成層圏制御摂動実験

 かつて陰謀論でこんな話もあったようだが、これは違う。現実の話だ。

 ハーバード大学の科学者は今、噴火の寒冷作用を再現するという世界初の太陽地球工学的実験に乗り出そうとしている。その一環として、プロジェクトの倫理・環境・地政学的な影響を検討する外部諮問機関の設置が発表された。

 ネイチャー誌によると、7月29日にカリフォルニア戦略的成長評議会の理事であるルイス・ベズワース氏が諮問委員会の委員長に就任すると発表された。またほかに地球科学や環境・気候関連法政策の専門家7名がメンバーに加わる。

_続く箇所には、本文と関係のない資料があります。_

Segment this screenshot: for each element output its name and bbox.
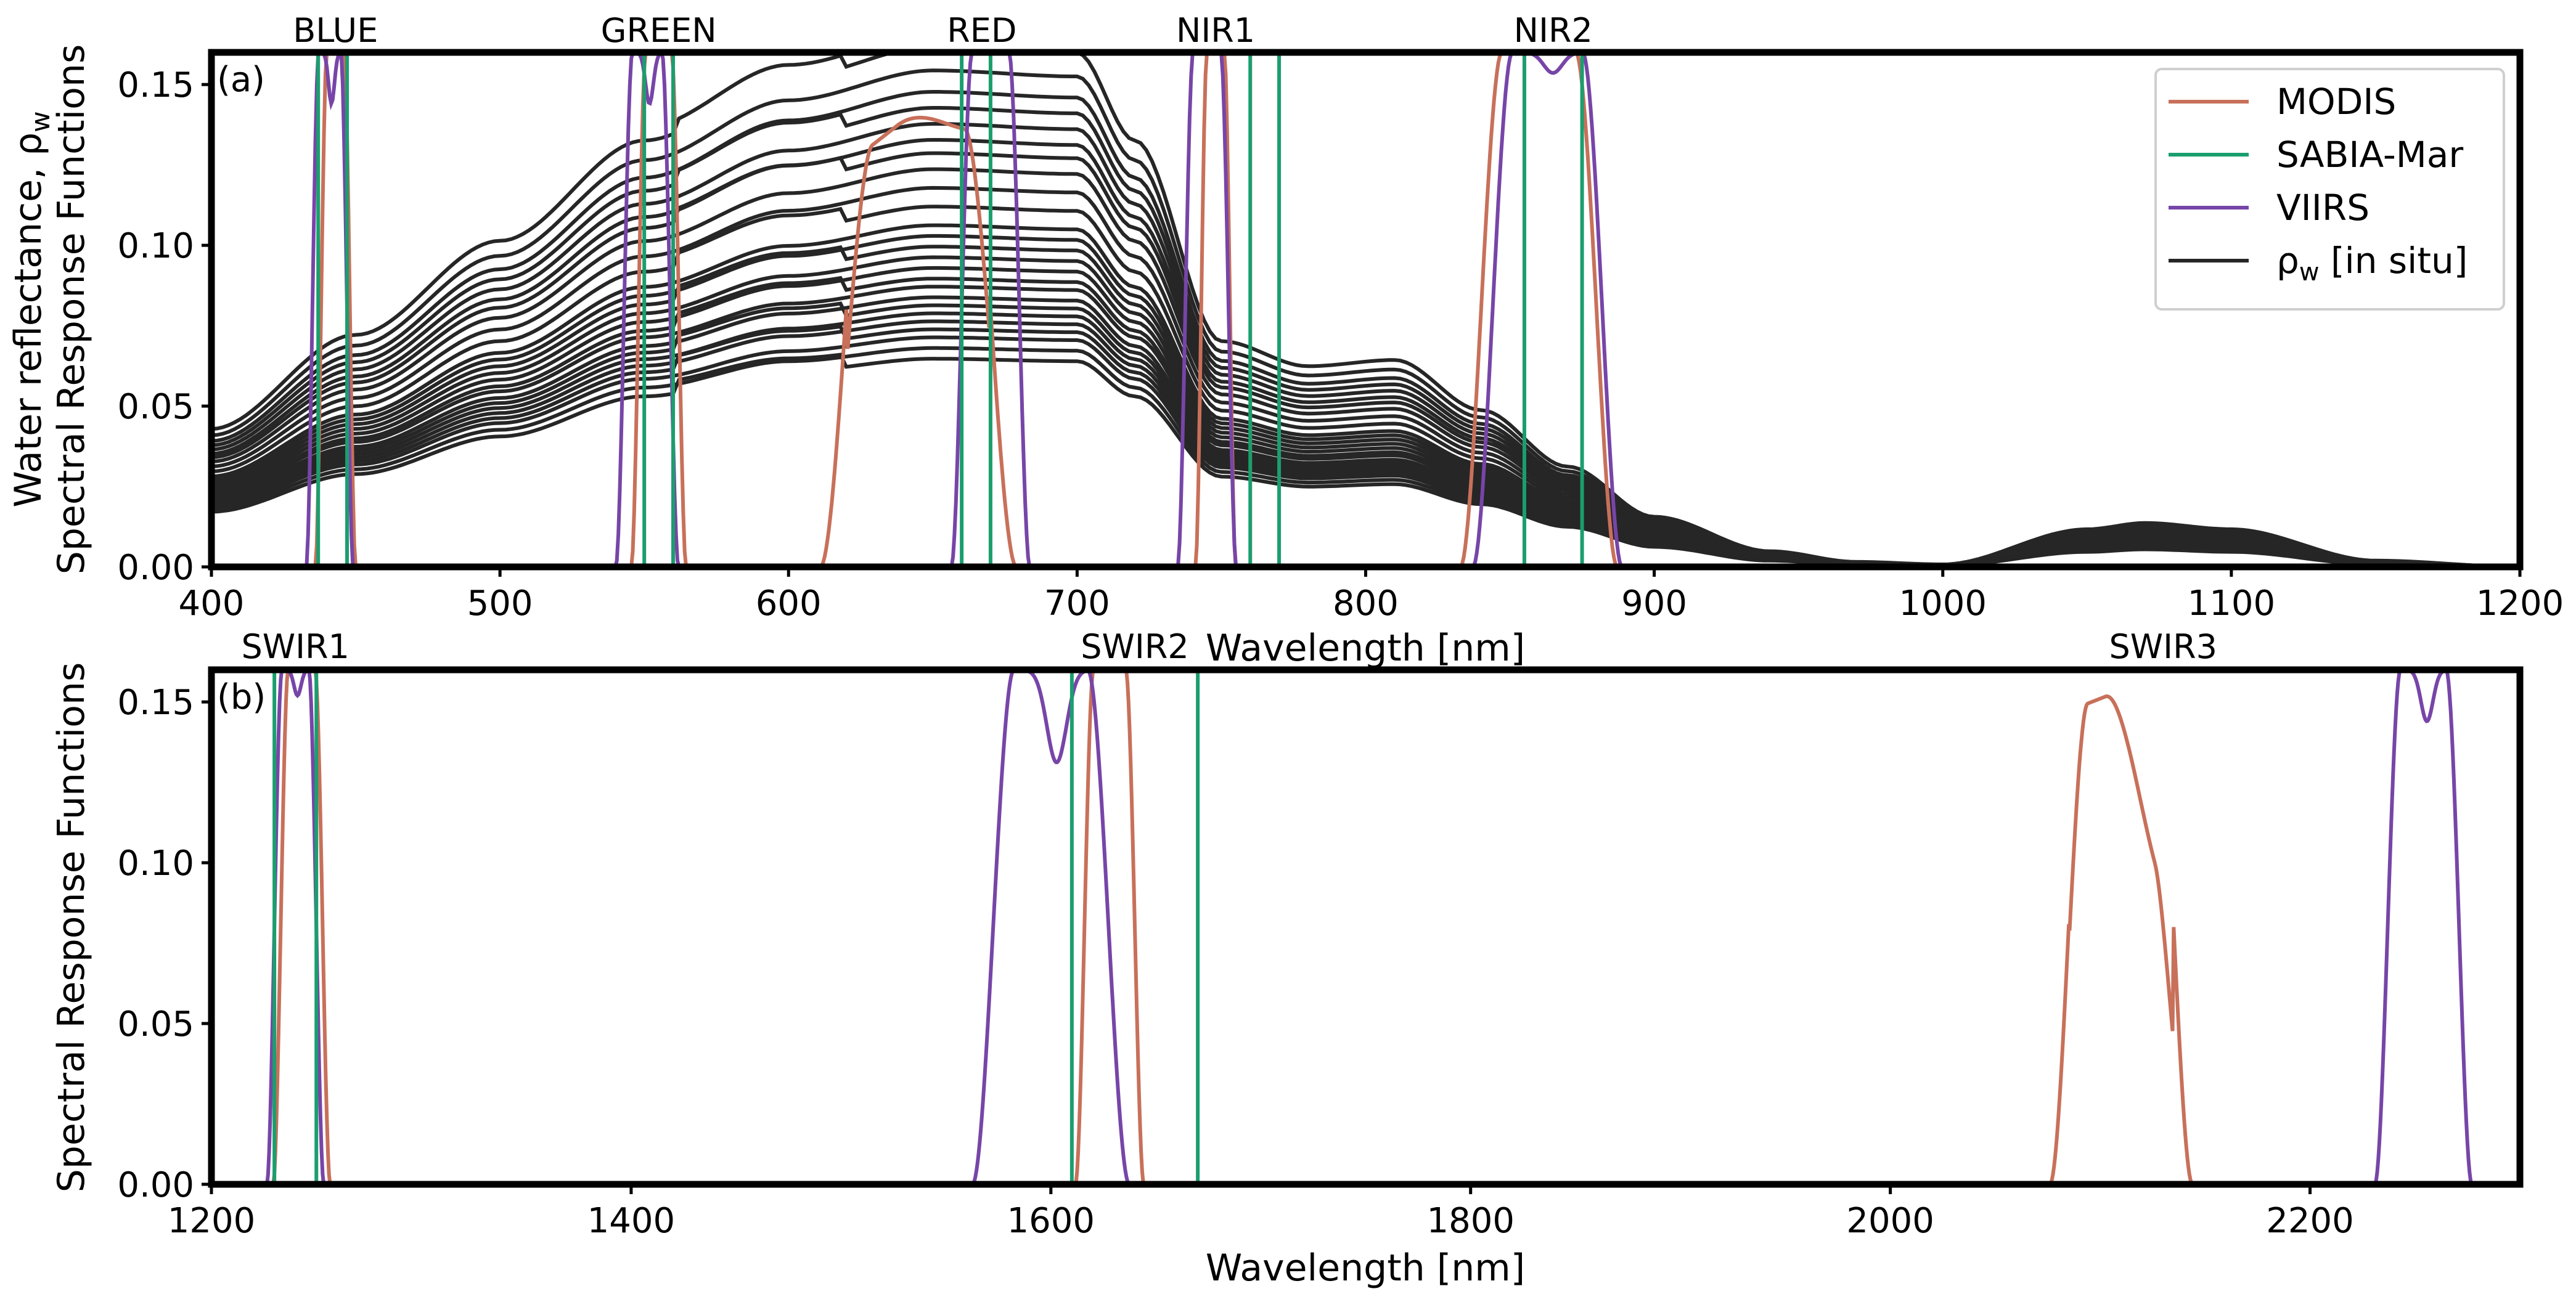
panel-b-x-axis-label: Wavelength [nm] <box>1206 1247 1525 1290</box>
panel-b-frame <box>208 666 2524 1188</box>
panel-a-y-axis-label-line1: Water reflectance, ρw <box>7 111 55 507</box>
x-tick-label: 2000 <box>1846 1201 1934 1241</box>
panel-a-x-axis-label: Wavelength [nm] <box>1206 627 1525 670</box>
in-situ-spectrum-25 <box>211 51 2520 567</box>
x-tick-label: 700 <box>1044 584 1110 624</box>
panel-b-y-ticks: 0.00 0.05 0.10 0.15 <box>117 683 211 1205</box>
panel-a-y-ticks: 0.00 0.05 0.10 0.15 <box>117 65 211 588</box>
panel-b-series <box>253 669 2495 1184</box>
band-label-green: GREEN <box>601 11 717 50</box>
x-tick-label: 1800 <box>1426 1201 1515 1241</box>
legend-label-modis: MODIS <box>2276 81 2396 123</box>
band-label-nir2: NIR2 <box>1514 11 1593 50</box>
band-label-nir1: NIR1 <box>1176 11 1255 50</box>
y-tick-label: 0.05 <box>117 387 194 427</box>
band-label-swir2: SWIR2 <box>1081 627 1188 666</box>
band-label-swir3: SWIR3 <box>2109 627 2217 666</box>
panel-a-label: (a) <box>217 60 265 100</box>
legend-label-viirs: VIIRS <box>2276 187 2370 229</box>
y-tick-label: 0.15 <box>117 65 194 105</box>
panel-a-series <box>211 51 2520 567</box>
x-tick-label: 1200 <box>168 1201 256 1241</box>
y-tick-label: 0.10 <box>117 844 194 884</box>
panel-a-x-ticks: 400 500 600 700 800 900 1000 1100 1200 <box>179 567 2564 624</box>
in-situ-spectrum-24 <box>211 68 2520 567</box>
panel-b-x-ticks: 1200 1400 1600 1800 2000 2200 <box>168 1184 2354 1241</box>
panel-a-plot-area <box>211 51 2520 567</box>
legend-label-in_situ: ρw [in situ] <box>2276 240 2468 287</box>
legend-label-sabia-mar: SABIA-Mar <box>2276 134 2463 176</box>
y-tick-label: 0.05 <box>117 1004 194 1044</box>
x-tick-label: 1100 <box>2188 584 2276 624</box>
viirs-band-1 <box>253 669 338 1184</box>
legend: MODIS SABIA-Mar VIIRS ρw [in situ] <box>2154 68 2505 311</box>
panel-a: BLUE GREEN RED NIR1 NIR2 400 500 600 700 800 900 1… <box>7 11 2564 670</box>
panel-a-y-axis-label-line2: Spectral Response Functions <box>50 44 93 574</box>
y-tick-label: 0.00 <box>117 548 194 588</box>
y-tick-label: 0.10 <box>117 226 194 266</box>
x-tick-label: 800 <box>1333 584 1399 624</box>
modis-band-3 <box>2016 694 2226 1184</box>
x-tick-label: 1600 <box>1007 1201 1095 1241</box>
x-tick-label: 900 <box>1621 584 1687 624</box>
panel-b-label: (b) <box>217 677 266 717</box>
panel-b: SWIR1 SWIR2 SWIR3 1200 1400 1600 1800 2000 2200… <box>50 627 2524 1290</box>
x-tick-label: 1200 <box>2476 584 2564 624</box>
panel-a-band-labels: BLUE GREEN RED NIR1 NIR2 <box>293 11 1593 50</box>
x-tick-label: 500 <box>467 584 533 624</box>
panel-b-plot-area <box>253 669 2495 1184</box>
x-tick-label: 600 <box>756 584 822 624</box>
panel-b-band-labels: SWIR1 SWIR2 SWIR3 <box>241 627 2217 666</box>
x-tick-label: 1000 <box>1899 584 1987 624</box>
panel-b-y-axis-label: Spectral Response Functions <box>50 662 93 1192</box>
y-tick-label: 0.00 <box>117 1165 194 1205</box>
viirs-band-3 <box>2352 669 2495 1184</box>
sabia-mar-band-4 <box>1248 51 1282 567</box>
viirs-band-2 <box>601 51 693 567</box>
x-tick-label: 2200 <box>2266 1201 2354 1241</box>
legend-box <box>2154 68 2505 311</box>
band-label-blue: BLUE <box>293 11 378 50</box>
x-tick-label: 400 <box>179 584 245 624</box>
y-tick-label: 0.15 <box>117 683 194 723</box>
band-label-red: RED <box>947 11 1016 50</box>
x-tick-label: 1400 <box>587 1201 676 1241</box>
band-label-swir1: SWIR1 <box>241 627 349 666</box>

 かつて陰謀論でささやかれていたことが現実になろうとしているのだ。

 

成層圏制御摂動実験(Stratospheric Controlled Perturbation Experiment/SCoPEx)」と呼ばれるこの実験は、炭酸カルシウム粒子を地球上空に散布し、火山灰が太陽光をさえぎり寒冷化させる作用を再現しようというものだ。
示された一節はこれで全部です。